Wednesday, May 22, 2013

THE LAST DAYS OF POMPEII

DECADENCE, APOCALYPSE, RESURRECTION



LONDON is not the only city with a big Pompeii show right now ... Cleveland has a major exhibit focusing on the reverberations in art and popular culture through the ages from the cataclysm of 79 AD.

This hot show runs through July 7th at the CLEVELAND MUSEUM OF ART.

Pompeii and the other ancient cities destroyed and paradoxically preserved by the eruption of Mount Vesuvius in ad79 are usually considered the places where one can best and most directly experience the daily lives of ancient Romans. 

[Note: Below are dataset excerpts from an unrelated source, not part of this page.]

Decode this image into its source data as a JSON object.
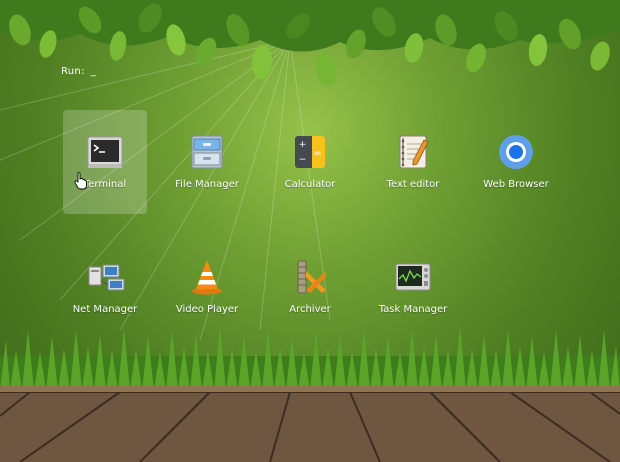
{
  "run": {
    "label": "Run:",
    "cursor": "_"
  },
  "apps": [
    {
      "label": "Terminal",
      "icon": "terminal-icon",
      "selected": true
    },
    {
      "label": "File Manager",
      "icon": "file-cabinet-icon"
    },
    {
      "label": "Calculator",
      "icon": "calculator-icon"
    },
    {
      "label": "Text editor",
      "icon": "notepad-icon"
    },
    {
      "label": "Web Browser",
      "icon": "chromium-icon"
    },
    {
      "label": "Net Manager",
      "icon": "network-computers-icon"
    },
    {
      "label": "Video Player",
      "icon": "vlc-cone-icon"
    },
    {
      "label": "Archiver",
      "icon": "archive-clamp-icon"
    },
    {
      "label": "Task Manager",
      "icon": "system-monitor-icon"
    }
  ],
  "colors": {
    "accent": "#ffffff",
    "wallpaper": "#6f9f33",
    "browser_blue": "#1a73e8",
    "vlc_orange": "#f28c13",
    "calculator_yellow": "#f6c21c"
  }
}
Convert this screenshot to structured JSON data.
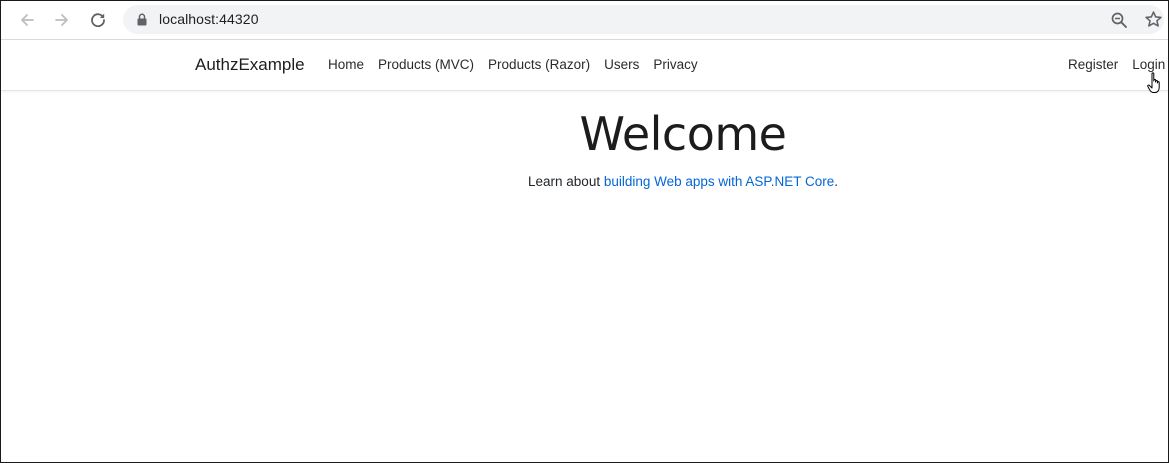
{
  "browser": {
    "url": "localhost:44320",
    "icons": {
      "back": "arrow-left-icon",
      "forward": "arrow-right-icon",
      "reload": "reload-icon",
      "lock": "lock-icon",
      "zoom": "zoom-icon",
      "bookmark": "star-icon"
    }
  },
  "navbar": {
    "brand": "AuthzExample",
    "links": [
      {
        "label": "Home"
      },
      {
        "label": "Products (MVC)"
      },
      {
        "label": "Products (Razor)"
      },
      {
        "label": "Users"
      },
      {
        "label": "Privacy"
      }
    ],
    "right_links": [
      {
        "label": "Register"
      },
      {
        "label": "Login"
      }
    ]
  },
  "main": {
    "title": "Welcome",
    "intro_prefix": "Learn about ",
    "intro_link": "building Web apps with ASP.NET Core",
    "intro_suffix": "."
  },
  "colors": {
    "link": "#0366d6",
    "omnibox_bg": "#f1f3f4",
    "text": "#212529"
  }
}
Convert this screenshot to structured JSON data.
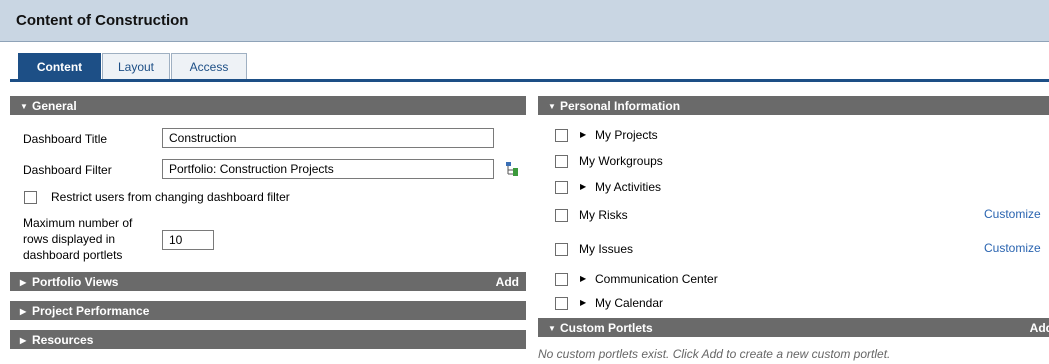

Rather than presenting these sites as windows to the past, this exhibition explores them as a modern obsession. 

Over the 300 years since their discovery in the early 1700s, the Vesuvian sites have functioned as mirrors of the present, inspiring artists—from Piranesi, Ingres, and Alma-Tadema to Duchamp, Rothko, and Warhol—to engage with contemporary concerns in diverse media. 

The 1880 painting above, part of the exhibit, is entitled "After a Gladiator Fight at a Banquet in Pompeii" by Francesco Netti.

This international loan exhibition is co-organized by the J. Paul Getty Museum and the Cleveland Museum of Art.